Sudoku competitions soon became one of their favourite pastimes. After their Legilimency lessons, they would sit together at the desk in Severus's office, each wizard armed with an identical grid which was punctually delivered by Winky the house-elf. Whoever managed to complete his grid first was the winner. Severus discovered that Harry was a worthy opponent, and Harry was pleased to find himself and the Potions Master so well matched in this game. Unfortunately, their time together was drawing to a close; the NEWTs were about to take place. Seventh-years were using every free minute to study. Hermione had become a permanent occupant of the library from where not even Ron could dislodge her.

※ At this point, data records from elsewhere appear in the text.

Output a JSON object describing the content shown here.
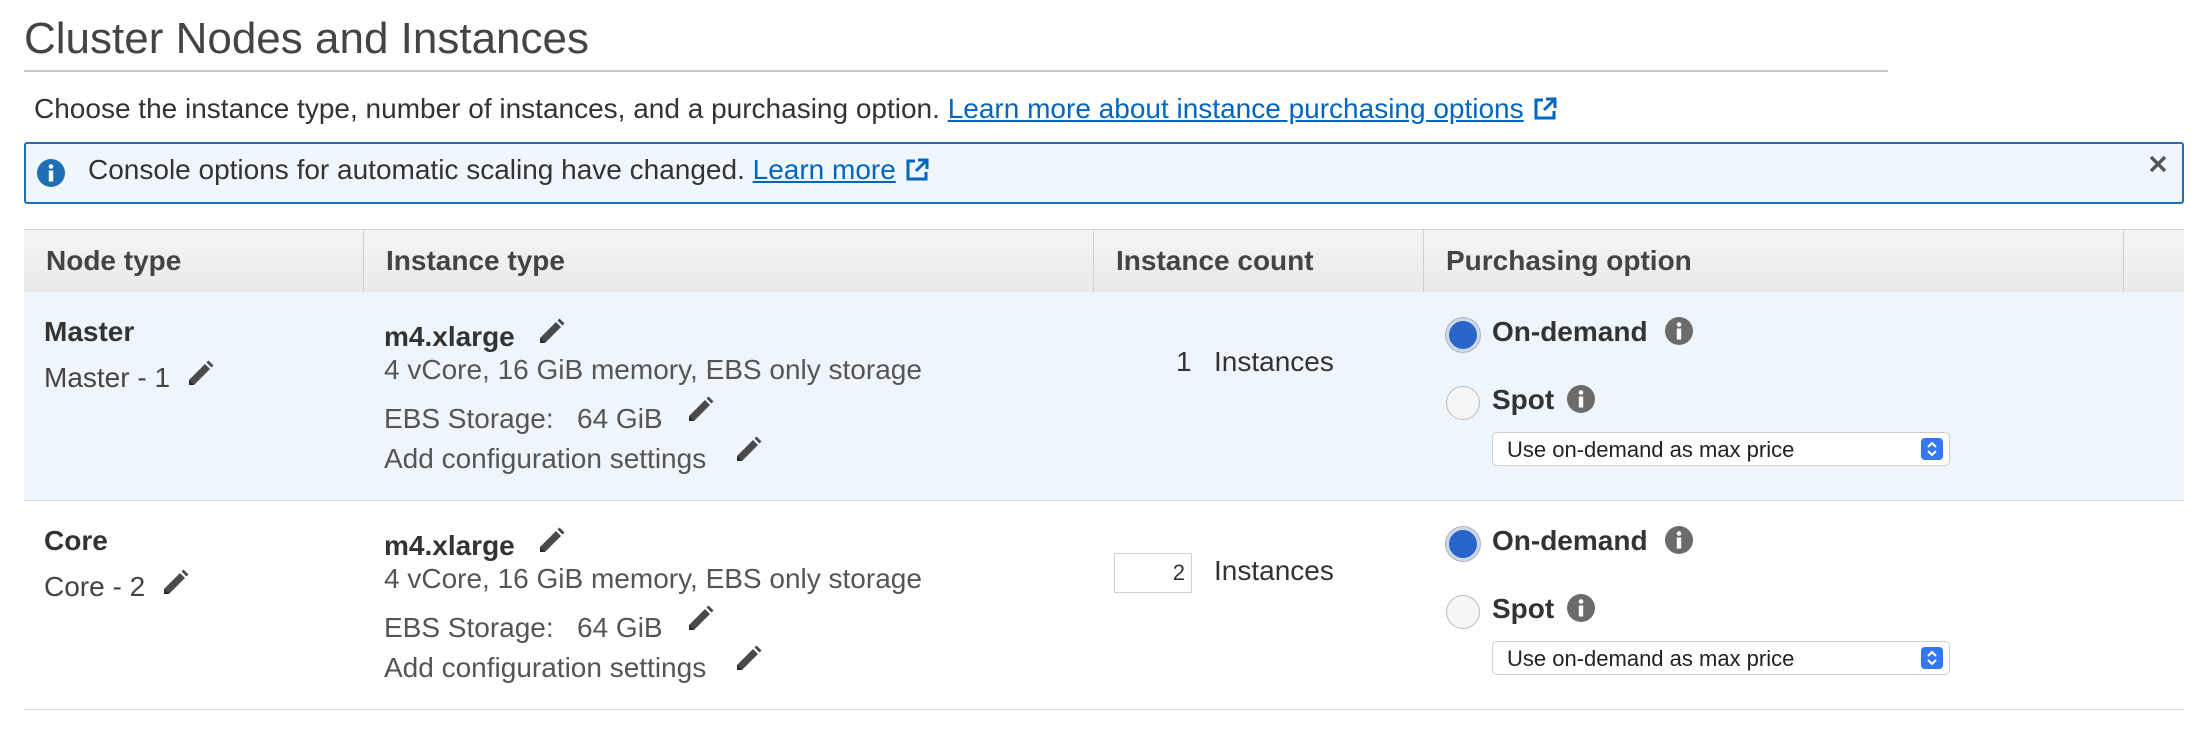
{
  "page": {
    "title": "Cluster Nodes and Instances",
    "description": "Choose the instance type, number of instances, and a purchasing option.",
    "description_link": "Learn more about instance purchasing options"
  },
  "info": {
    "text": "Console options for automatic scaling have changed.",
    "link": "Learn more"
  },
  "table": {
    "headers": [
      "Node type",
      "Instance type",
      "Instance count",
      "Purchasing option"
    ],
    "rows": [
      {
        "node_type": "Master",
        "node_name": "Master - 1",
        "instance_type": "m4.xlarge",
        "spec": "4 vCore, 16 GiB memory, EBS only storage",
        "ebs_label": "EBS Storage:",
        "ebs_value": "64 GiB",
        "config_label": "Add configuration settings",
        "count": "1",
        "count_unit": "Instances",
        "on_demand": "On-demand",
        "spot": "Spot",
        "max_price": "Use on-demand as max price"
      },
      {
        "node_type": "Core",
        "node_name": "Core - 2",
        "instance_type": "m4.xlarge",
        "spec": "4 vCore, 16 GiB memory, EBS only storage",
        "ebs_label": "EBS Storage:",
        "ebs_value": "64 GiB",
        "config_label": "Add configuration settings",
        "count": "2",
        "count_unit": "Instances",
        "on_demand": "On-demand",
        "spot": "Spot",
        "max_price": "Use on-demand as max price"
      }
    ]
  },
  "colors": {
    "link": "#0066c0",
    "info_border": "#1f6fb5",
    "info_bg": "#f0f7fc",
    "row_highlight": "#eef5fb",
    "radio_selected": "#2a66c9"
  }
}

"No, Ronald, I do not have the time to snog you," she would flare at him, "and you should be revising Charms. Where is the timetable I drew up for you?"
Severus was no less thorough, setting the seventh-years such difficult potions to brew that a student ended up with a nervous breakdown in the middle of class and had to be carried down, screaming and swearing, to the hospital wing. Hermione hovered anxiously over her cauldron, eyeing the bubbles nervously, her face so tense that she gave the impression of suffering from lockjaw. Harry, too, was nervous – but not only because of the exam pressure. Whenever Severus approached his cauldron, his heart was thud crazily, and he would be forced to suppress tremors running through his extremities. Sometimes his eyes would meet those dark smouldering ones, and his face would grow warm and his sex rigid. Occlumency, he would scream at himself, and manage to regain the fragments of his composure. He did not have time to indulge in woodworking, but he did find himself indulging in a manual occupation of a rather different kind underneath the bedclothes. His desperation to keep his longings secret from Severus resulted in his mental magic skills increasing even more. He thought of Severus's body pressed against his and knew that Severus had liked what he had seen of Harry's topless portions; and if he was willing to submit to Sudoku competitions, then he had to like more than Harry's physical endowments.
"I am starting to think that he likes me. Harry. Just Harry," he murmured to Hedwig as he fastened a letter to Remus Lupin to her foot. Remus was the voice of reason combined with the perfect amount of roguishness. In this situation, Harry felt that Remus would understand him better than Ron or Hermione, especially with the exams charging towards them like irate Hippogriffs.